1. Devlete Hesap Verme: Sivil toplum hareketlerinin devlete karşı temel yükümlülüğü, yürürlükteki hukuka tam uyum sağlamak ve finansal hareketlerini düzenli olarak raporlamaktır. Örneğin, ABD’deki dinî organizasyonlar, vergi muafiyeti kapsamında Form 990 ya da 990-EZ gibi yıllık gelir/bilgi beyanlarını IRS’e gönüllü olarak sunarak finansal şeffaflık sağlamaktadır.

2. Board Üyelerine Hesap Verme: Hareketin local veya genel yönetiminde görev alan board (yönetim kurulu) üyeleri, hareketin genel amaçlara uygunluğunu sağlamaktan ve performans değerlendirmelerini yaparak detaylı analiz sunmaktan sorumludur. Board üyeleri, alınan stratejik kararların, harcamaların ve kaynak kullanımının denetlenmesi yoluyla iç hesap verilebilirliği güçlendirirler.
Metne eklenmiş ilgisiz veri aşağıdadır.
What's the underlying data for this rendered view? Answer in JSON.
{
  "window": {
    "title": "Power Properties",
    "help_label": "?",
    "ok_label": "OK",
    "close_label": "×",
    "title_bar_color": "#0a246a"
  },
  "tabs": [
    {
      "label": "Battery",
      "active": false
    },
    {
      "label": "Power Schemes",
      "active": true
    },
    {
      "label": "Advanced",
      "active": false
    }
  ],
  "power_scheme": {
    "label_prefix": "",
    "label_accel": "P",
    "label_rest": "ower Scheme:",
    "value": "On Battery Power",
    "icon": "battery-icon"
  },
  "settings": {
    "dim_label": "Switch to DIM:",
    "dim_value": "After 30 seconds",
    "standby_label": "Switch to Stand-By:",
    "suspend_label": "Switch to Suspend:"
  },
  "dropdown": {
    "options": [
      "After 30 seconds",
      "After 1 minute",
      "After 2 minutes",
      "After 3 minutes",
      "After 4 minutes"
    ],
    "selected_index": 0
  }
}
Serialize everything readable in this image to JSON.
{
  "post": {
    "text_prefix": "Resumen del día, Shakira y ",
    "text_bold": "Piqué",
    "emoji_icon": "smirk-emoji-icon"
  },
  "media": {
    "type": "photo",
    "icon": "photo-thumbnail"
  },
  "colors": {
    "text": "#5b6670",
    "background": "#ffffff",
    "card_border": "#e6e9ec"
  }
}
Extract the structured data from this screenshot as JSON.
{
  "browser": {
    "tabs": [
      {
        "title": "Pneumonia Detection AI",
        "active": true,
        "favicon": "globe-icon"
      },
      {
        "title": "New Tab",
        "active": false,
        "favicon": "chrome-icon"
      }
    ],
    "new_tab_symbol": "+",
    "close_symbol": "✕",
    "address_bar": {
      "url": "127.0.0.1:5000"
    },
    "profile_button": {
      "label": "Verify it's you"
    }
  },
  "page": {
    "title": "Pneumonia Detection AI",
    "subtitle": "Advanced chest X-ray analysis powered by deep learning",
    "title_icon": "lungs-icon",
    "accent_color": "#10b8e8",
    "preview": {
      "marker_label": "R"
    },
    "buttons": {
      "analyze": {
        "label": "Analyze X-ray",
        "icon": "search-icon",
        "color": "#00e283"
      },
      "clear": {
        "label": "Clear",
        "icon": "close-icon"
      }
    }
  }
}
3. Bağışçılara Hesap Verme: Bağışçılar, hareketin topladığı kaynakların etkili ve amaçlarına uygun bir şekilde kullanılıp kullanılmadığı hakkında bilgi talep etme hakkına sahiptir. Ancak, bağışçı olmak her konuda doğrudan söz hakkına sahip olmak anlamına gelmez; bağışçıların talepleri genellikle finansal raporlamalar ve yıllık faaliyet özetleri gibi belgeler aracılığıyla karşılanır. Hiçbir bağışçı da uluorta zamansız bir şekilde mevsimini beklemeden “ben hesap istiyorum, bana hesap vereceksiniz” diyemez. Sivil toplum hareketinin yerel veya genel hukuk kurallarına bağlı bir şekilde yönetmelik ve yönergelere uygun yapılacak olan denetim ve hesap verme dönemlerinde medeni bir şekilde resmi olarak bilgilenme sahibi olmak gönüllünün en temel hakkıdır elbette.

4. Gönüllülere ve Topluma Hesap Verme: Hareketin gönüllüleri ve halk, sivil toplum hareketlerinin faaliyetlerini dolaylı yollarla denetler. Bu denetim, sosyal medya paylaşımları, yıllık raporlar, üye toplantıları ve diğer iletişim araçlarıyla sağlanır. Bu mekanizma yasal bir zorunluluk olmamakla birlikte, üyeler arasındaki güveni ve şeffaflığı artırarak hareketin meşruiyetini güçlendirir.